Libro fatto Capo ha

29 Novembre 2017

E’ uscito per i tipi di Cultura e dintorni Editore, nella collana Fotografia e Scrittura, il libro di Massimiliano Capo, direttore artistico di Medioera, Mi manchi. Maldestro tentativo di fermare il tempo.

Si tratta di un originalissimo percorso narrativo e fotografico che, procedendo sul filo del ricordo, ricostruisce il proprio percorso di vita, dalla più tenera infanzia, all’adolescenza, alla maturità. In un’intervista a tutto tondo l’autore si racconta e racconta il suo scritto, presentato il 23 novembre 2017 a Roma.

massimiliano capo mi manchiCome e perché nasce il tuo libro?
Il libro nasce da due sollecitazioni direi casuali: la prima, la lettura di alcuni albi disegnati da uno straordinario fumettista giapponese che si chiama Inio Asano e che mi ha fatto venir voglia di prendere in mano matite e pennelli per provare a raccontare una storia che avevo in testa da un po’, ma che pigramente avevo, fino a quel momento, tenuto per me; la seconda, venuta girovagando sul blog della mia amica Giulia Manta a cui il libro è, tra gli altri, dedicato. La sua capacità di tenere insieme foto e testi mi ha convinto di lasciare matite e pennelli sul tavolo da disegno e di mettermi al computer a scrivere. Anche se prima o poi riprenderò l idea di disegnarla, questa storia. Alle due sollecitazioni va aggiunta la proposta di pubblicazione che Lorenza Fruci, amica di lunga data anche di Medioera, insieme a Luca Carbonara, anima della casa editrice Cultura e dintorni, mi hanno fatto credendo nel progetto che avevo in mente.

Il libro rende pubblico un aspetto strettamente privato della tua vita. Questo passaggio ti ha creato qualche problema?
No, in realtà no. Ho scelto consapevolmente di voler raccontare una storia, la mia, senza preoccuparmi di altro che non fosse seguire il filo dei ricordi. Rileggendolo ora che è stampato mi rendo conto di quale effetto può fare su chi si ritrova, suo malgrado, protagonista di un librino senza averlo scelto. Ma, ad oggi, nessuno se ne è lamentato e io sono felice di aver potuto lavorare al testo per come lo avevo immaginato, senza dover omettere o censurare nulla.
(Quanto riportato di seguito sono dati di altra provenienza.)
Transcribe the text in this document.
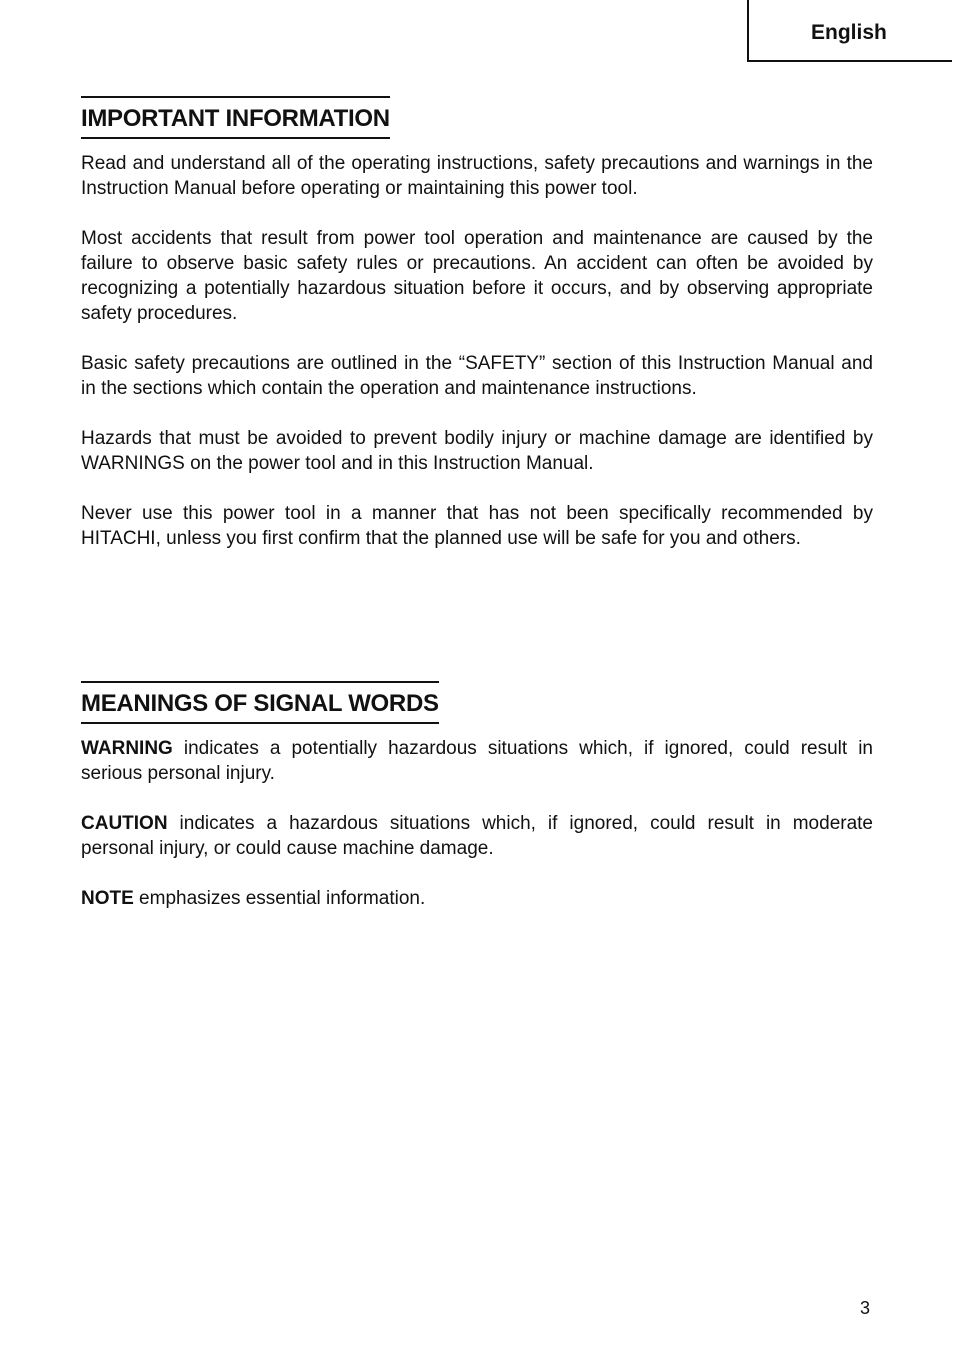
English
IMPORTANT INFORMATION

Read and understand all of the operating instructions, safety precautions and warnings in the Instruction Manual before operating or maintaining this power tool.

Most accidents that result from power tool operation and maintenance are caused by the failure to observe basic safety rules or precautions. An accident can often be avoided by recognizing a potentially hazardous situation before it occurs, and by observing appropriate safety procedures.

Basic safety precautions are outlined in the “SAFETY” section of this Instruction Manual and in the sections which contain the operation and maintenance instructions.

Hazards that must be avoided to prevent bodily injury or machine damage are identified by WARNINGS on the power tool and in this Instruction Manual.

Never use this power tool in a manner that has not been specifically recommended by HITACHI, unless you first confirm that the planned use will be safe for you and others.

MEANINGS OF SIGNAL WORDS

WARNING indicates a potentially hazardous situations which, if ignored, could result in serious personal injury.

CAUTION indicates a hazardous situations which, if ignored, could result in moderate personal injury, or could cause machine damage.

NOTE emphasizes essential information.

3
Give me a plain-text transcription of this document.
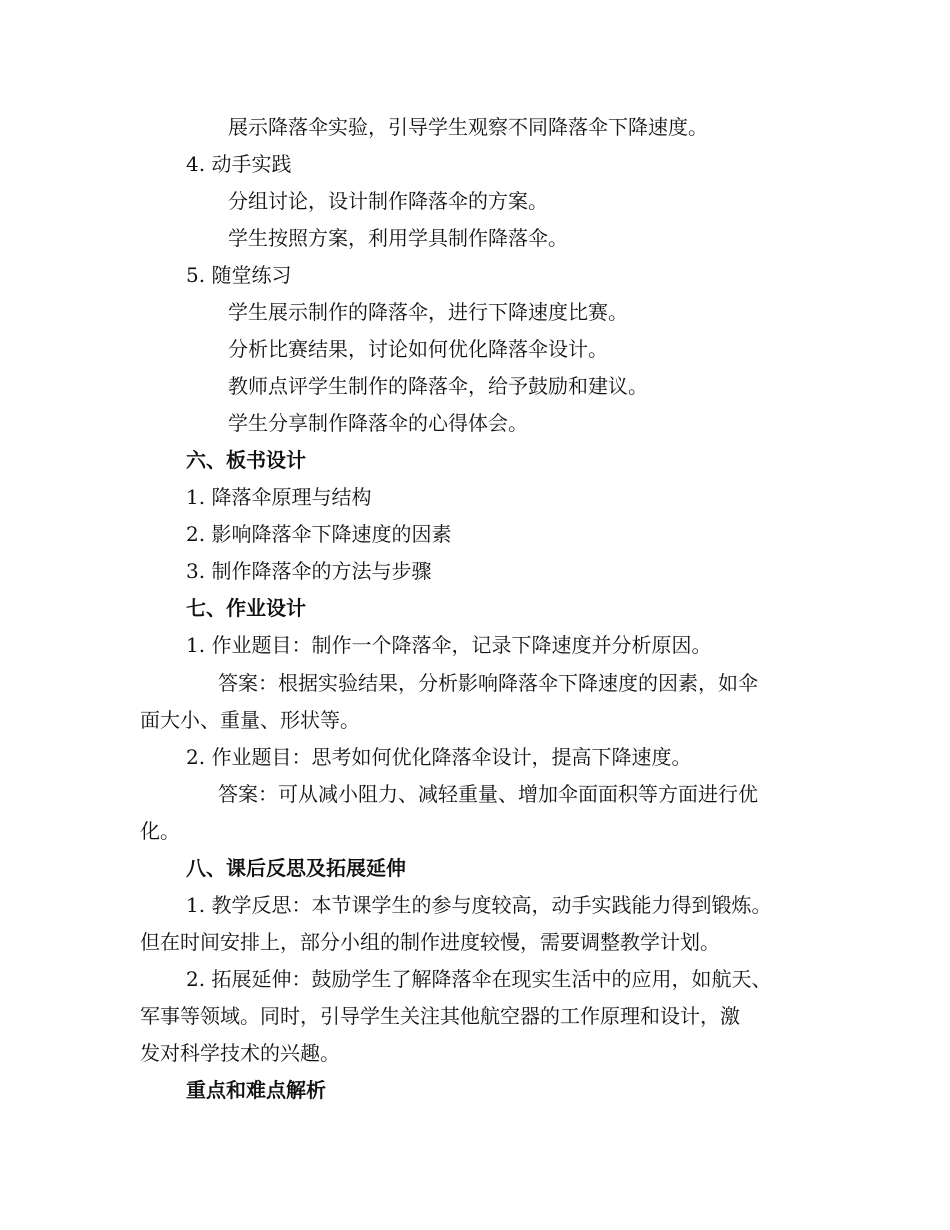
展示降落伞实验，引导学生观察不同降落伞下降速度。
4. 动手实践
分组讨论，设计制作降落伞的方案。
学生按照方案，利用学具制作降落伞。
5. 随堂练习
学生展示制作的降落伞，进行下降速度比赛。
分析比赛结果，讨论如何优化降落伞设计。
教师点评学生制作的降落伞，给予鼓励和建议。
学生分享制作降落伞的心得体会。
六、板书设计
1. 降落伞原理与结构
2. 影响降落伞下降速度的因素
3. 制作降落伞的方法与步骤
七、作业设计
1. 作业题目：制作一个降落伞，记录下降速度并分析原因。
答案：根据实验结果，分析影响降落伞下降速度的因素，如伞
面大小、重量、形状等。
2. 作业题目：思考如何优化降落伞设计，提高下降速度。
答案：可从减小阻力、减轻重量、增加伞面面积等方面进行优
化。
八、课后反思及拓展延伸
1. 教学反思：本节课学生的参与度较高，动手实践能力得到锻炼。
但在时间安排上，部分小组的制作进度较慢，需要调整教学计划。
2. 拓展延伸：鼓励学生了解降落伞在现实生活中的应用，如航天、
军事等领域。同时，引导学生关注其他航空器的工作原理和设计，激
发对科学技术的兴趣。
重点和难点解析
Nell’era dei social, non può sembrare anacronistico pubblicare vecchie foto di famiglia?
Per scrivere sono partito da un’esigenza molto personale che è riassunta benissimo da Al-Qalqashandi, che scrive: “Cos’è la parola? E’ un vento che passa. Chi può fermarla? la scrittura“. Avevo voglia di concedermi tempo. Tempo di pensare con lentezza, mettendo insieme vecchie foto che ho prima scelto, poi ri-fotografato e quindi digitalizzato e che sono andate a costruire la struttura attorno a cui è cresciuto il testo.

Come vivi la tua prima esperienza da scrittore?
Un’esperienza molto bella, soprattutto ora che il libro è in giro e prende strade inaspettate, mettendo in moto relazioni emotivamente molto forti. E’ un poderoso vettore di conoscenza, di se stessi e degli altri amplificato dalla Rete in cui siamo immersi.

Come definiresti il tuo stile?
Non saprei definirlo, non credo di saper rispondere nemmeno se mi mettessi a pensarci su. So bene cosa mi piace leggere e cosa mi è piaciuto leggere nella vita, quali libri mi hanno segnato, quei libri con cui ho un rapporto molto intenso e che torno a rileggere spesso. Hanno tutti a che fare con la memoria, il ricordo, il desiderio, che, alla fine, sono anche i miei temi.

Perché consiglieresti di acquistare il tuo libro?
Per poterne poi parlare insieme. E’ la cosa più bella di questa prima settimana e spero continui anche nelle prossime: parlarne insieme condividendo storie, ricordi, memorie.